The darkness of the slowly darkening day, sensed as much as seen, 
weakens the resolve of the leave-taking, deepens the dismay, taints


the well-wishing, taints the poor departing girl’s felt fate with the image 
of a watery grave.
It’s bizarre, the whole thing. Laughable. Can’t be 
evenly lit: the pockmarks, the throngs, balled fists, the glyphs, the lists.
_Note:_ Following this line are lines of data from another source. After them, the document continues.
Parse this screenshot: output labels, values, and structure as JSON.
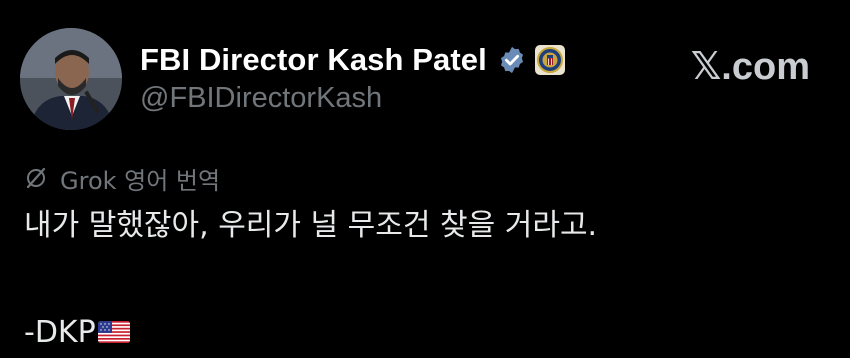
{
  "author": {
    "display_name": "FBI Director Kash Patel",
    "handle": "@FBIDirectorKash",
    "verified_icon": "verified-badge-icon",
    "affiliation_icon": "fbi-seal-icon"
  },
  "watermark": {
    "text": "𝕏.com"
  },
  "translation": {
    "icon": "grok-icon",
    "label": "Grok 영어 번역"
  },
  "tweet": {
    "body": "내가 말했잖아, 우리가 널 무조건 찾을 거라고.",
    "signature": "-DKP",
    "flag_icon": "us-flag-icon"
  },
  "colors": {
    "background": "#000000",
    "primary_text": "#e7e9ea",
    "secondary_text": "#71767b",
    "verified_blue": "#6a8bb5"
  }
}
A face lifts: “Yes?” Everything hinges on the surrey with the fringe 
on top, the you in them—the assemblies, appointments, the gloomy
grip—the you with that repeats between the you and the fractious from

a stonecutter’s sense of foreshorten-in-relief blended with a painterly 
through-to sense of fore, back and middle; a mesh, a weave, a grain 
so old it can’t be evenly split, and that daily taken (as the fict- for -ion

the fact- for -ure, the love of “program”—a fides full and daily felt) 
is a mix so pure that if it counts (front-to-back, side-to-slippery-side) 
is an arm, and what it counts is an arm laboring to hide in its hole.
 

 

TWO

“francis: coming to B., passing hay-fields and hog farms, july 19, break
of day (my returning to you returning)—let’s say hello again, laugh, 
kiss, whisper in one another’s ear, let’s meet again on that little garden

path—I want to hear your voice like a ring on every finger—what
honesty! romance! loyalty! what a chameleon! what a ghost!—I’ll never 
tire of saying it: we’re two coats cut from the same cloth—remember 

when we said let’s say what we say as if spinning a plate on a spindle
playing a game of ‘no regrets’?—you flimpfed it indeedy, muffed it
plain as corn cakes—see? my foot’s in the foreground, in the stream

(I’m kneeling in a bed of reeds, bleeding on a fallen fir), and if you
must know the agenda “inside the box”: the bigger the shoe the better 
to kick you with—P.S. we played games, sure as shit (oh you rotten

scoundrel! you rake! you heartless heel!), but no, the claim was never
made through the local office—P.P.S. THE MAJOR isn’t significant,
hardly, he’s a nitwit, a toad, buffoon, a sniveling clown of a sore loser 

half-crippled by the paddlings he begs me to beat into his wrinkled old
rump cheeks—how he blushes at the sight of his tawdry little tartlet!
how he shivers like a lost lamb! as sure a cad as ever earned his yoke.”

 

THREE

Unhappy hearts may be plumbed like a plum cut to its stone, night-
ghouls may hound us, but verse always goes hollow deep in its cups.
My deepening disgust: when designed to sound like it hasn’t. We

hardly know our own need. Should I be proud of such intimacies? 
The middle of the matter: when end is beginning again. And the matter
is a matter of motive, so be it, but of method and motif too. And thus

the matter is made. But if the reader objects and clamors for the town
to pinch itself awake (“It’s been doused! It’s been flattened and worn
like a sandwich board…its depths dim, ends dead, cupboards bare!”),

if what’s said (the-spindle-and-the-wildly-spinning-plate) is as ready
to bind or subject or limit as it is to loosen and coax free (too deeply
set in its odd and wobbly ways to ever attempt less than both at once),

if it seems like a merry month of sight-seeing was traded for the labors
of a do-it-yerself dig, the wheat for its chaff, the patch for the hole
in its raggedy pants, if every word bristles with doubt, why not presume

the problems have value? (They’re not added—like spokes to a wheel
for show.) But they needn’t be sung like a sacred hymn or recited like
a cycle of North Sea sagas to badger us into believing they have value.